Vyacheslav Golubtsov | |
Birth Date: | 10 April 1894 |
Birth Place: | Nizhny Novgorod, Russian Empire |
Death Date: | 18 October 1972 |
Death Place: | Moscow, USSR |
Occupation: | specialist in the field of thermal engineering |
Birthname: | Vyacheslav Alekseyevich Golubtsov |
Vyacheslav Alekseyevich Golubtsov (Russian: Вячеслав Алексеевич Голубцо́в; 10 April 1894, Nizhny Novgorod – 18 October 1972, Moscow) was a Soviet and Russian scientist and a specialist in the field of thermal engineering.[1]
He was born on 29 March (10 April New Style) in 1894 in Nizhny Novgorod in the family of a teacher. He was a brother of Valeria Golubtsova, the wife of the Soviet statesman Georgy Malenkov.[2]

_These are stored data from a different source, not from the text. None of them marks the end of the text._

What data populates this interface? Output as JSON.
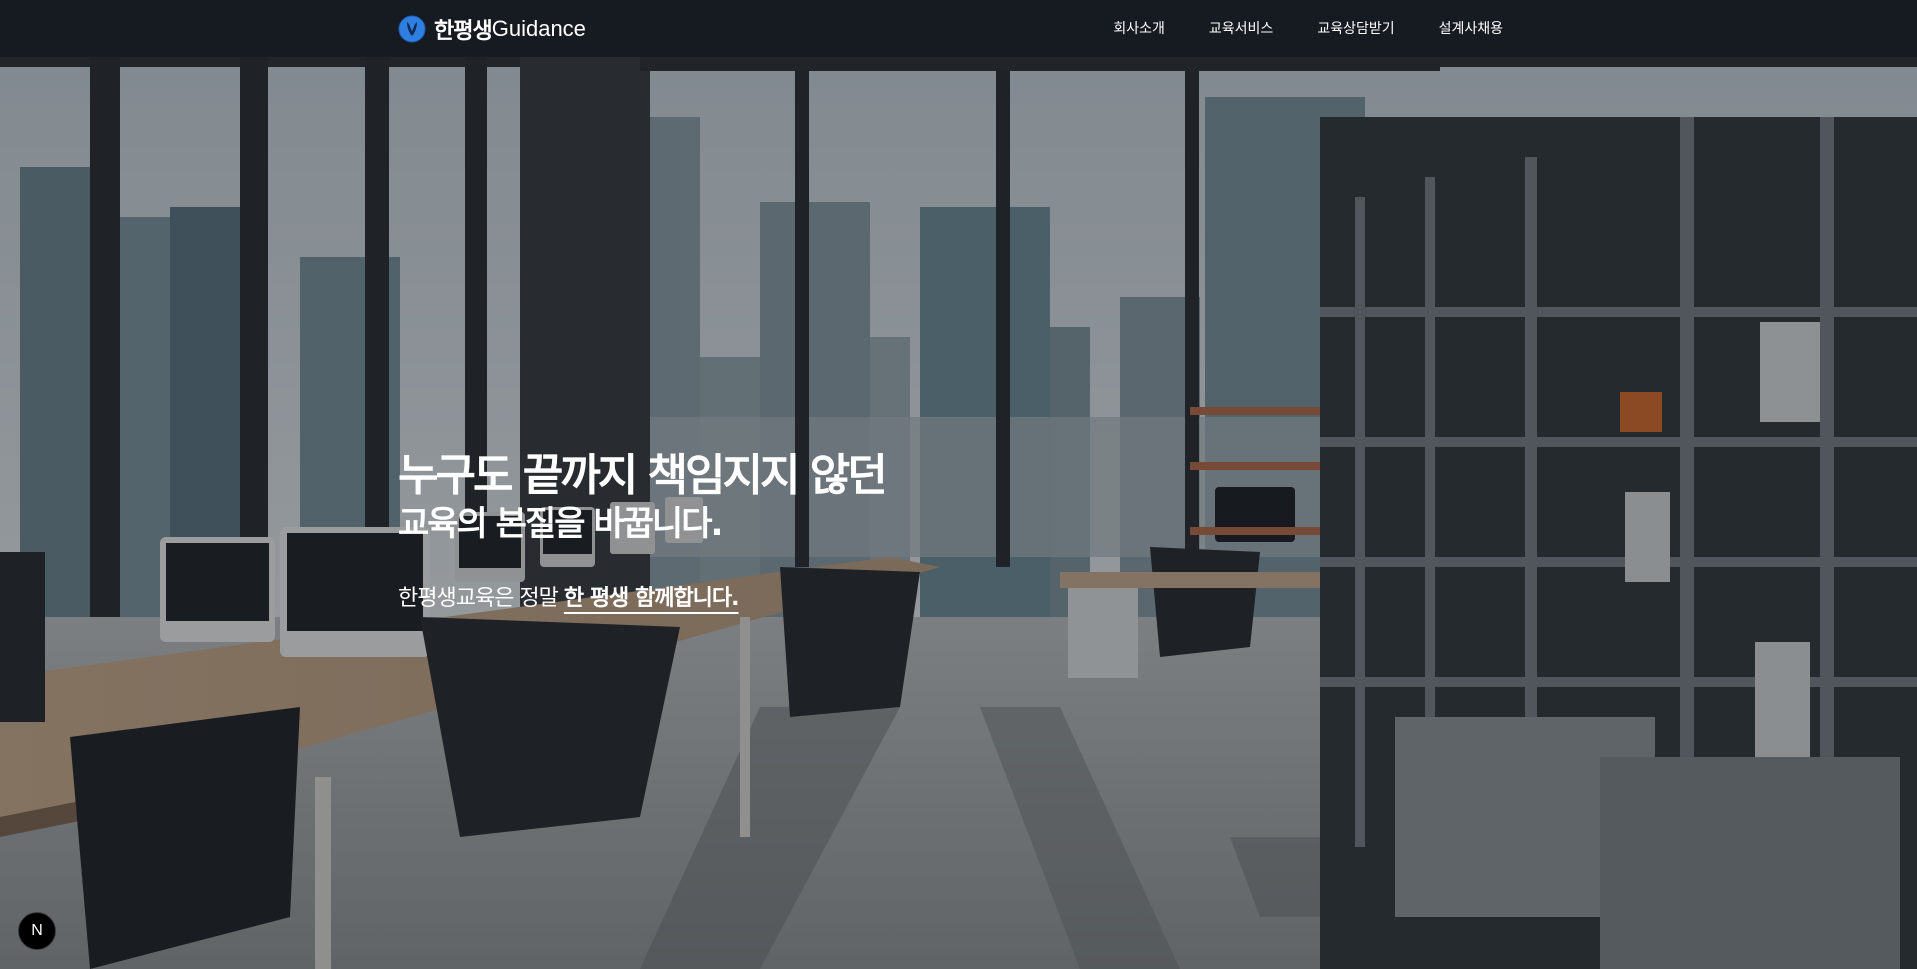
{
  "brand": {
    "name_kr": "한평생",
    "name_en": "Guidance",
    "logo_icon": "globe-logo-icon"
  },
  "nav": {
    "items": [
      {
        "label": "회사소개"
      },
      {
        "label": "교육서비스"
      },
      {
        "label": "교육상담받기"
      },
      {
        "label": "설계사채용"
      }
    ]
  },
  "hero": {
    "headline": "누구도 끝까지 책임지지 않던",
    "subhead": "교육의 본질을 바꿉니다.",
    "tagline_prefix": "한평생교육은 정말 ",
    "tagline_emphasis": "한 평생 함께합니다."
  },
  "devtools_badge": {
    "label": "N",
    "icon": "nextjs-icon"
  },
  "colors": {
    "navbar_bg": "#161b22",
    "text": "#ffffff",
    "logo_blue": "#2f7fe0"
  }
}
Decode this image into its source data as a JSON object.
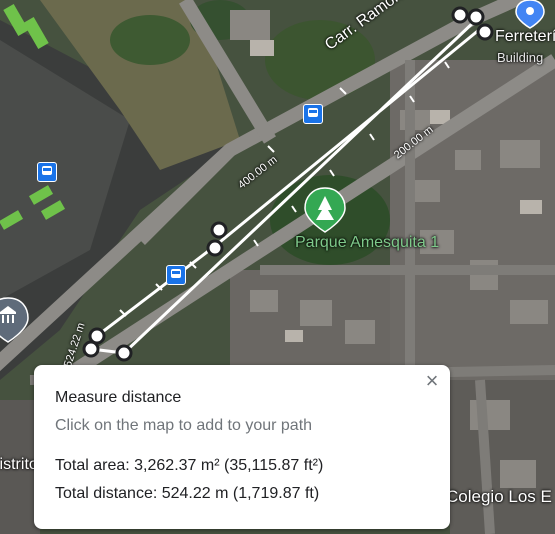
{
  "map": {
    "street_label": "Carr. Ramón Matías Mella",
    "poi_label": "Parque Amesquita 1",
    "place_top_right": "Ferretería",
    "place_top_right_sub": "Building",
    "place_bottom_right": "Colegio Los E",
    "place_bottom_left": "Distrito",
    "segment_labels": [
      "400.00 m",
      "200.00 m",
      "524.22 m"
    ],
    "icons": [
      "bus-stop-icon",
      "park-tree-pin-icon",
      "museum-pin-icon",
      "location-pin-icon"
    ]
  },
  "measure": {
    "title": "Measure distance",
    "hint": "Click on the map to add to your path",
    "area_text": "Total area: 3,262.37 m² (35,115.87 ft²)",
    "distance_text": "Total distance: 524.22 m (1,719.87 ft)",
    "close_symbol": "×"
  },
  "colors": {
    "measure_line": "#ffffff",
    "poi_green": "#34a853",
    "bus_blue": "#1a73e8"
  }
}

In 1913–1915 he worked in Pavlovsky Posad as a mechanic and as a technician at Elektrogorsk Power Plant, which was one of the first power plants in Russia. In 1915-1918 he served in Russian Imperial Army. In 1918—1922 he again worked at the Power Plant: first as an Assistant to the Head of the Electric department, then as an Assistant to the Director of the Power plant.
In 1925 Golubtsov graduated from Leningrad Electrotechnical Institute with a degree in the field of electrical power stations engineering. He was a member of the CPSU(b) since 1931. Until 1937 he worked in leading positions in the construction and operation of power plants in Leningrad, Volkhovstroy, Kashira, Chelyabinsk, Dneprodzerzhinsk and other cities. In 1931-1933 he was Chief engineer and Deputy manager of Mosenergo. Since 1937 he was Deputy Chief Engineer of Glavenergo; in 1939–1945, deputy head of the technical department of the People's Commissariat of Power Plants of the USSR.
From 1944 he worked at Moscow Power Engineering Institute, appointed a professor in 1945. He taught in the Department of Boiler Plants. In 1947, he organized, and until 1964 headed, the Department of Water and Fuel Technology. From 1964 he was professor-consultant of MPEI.[3]
He was a Corresponding Member of the USSR Academy of Sciences from 1953, and was awarded the Stalin Prize, III degree, in 1950.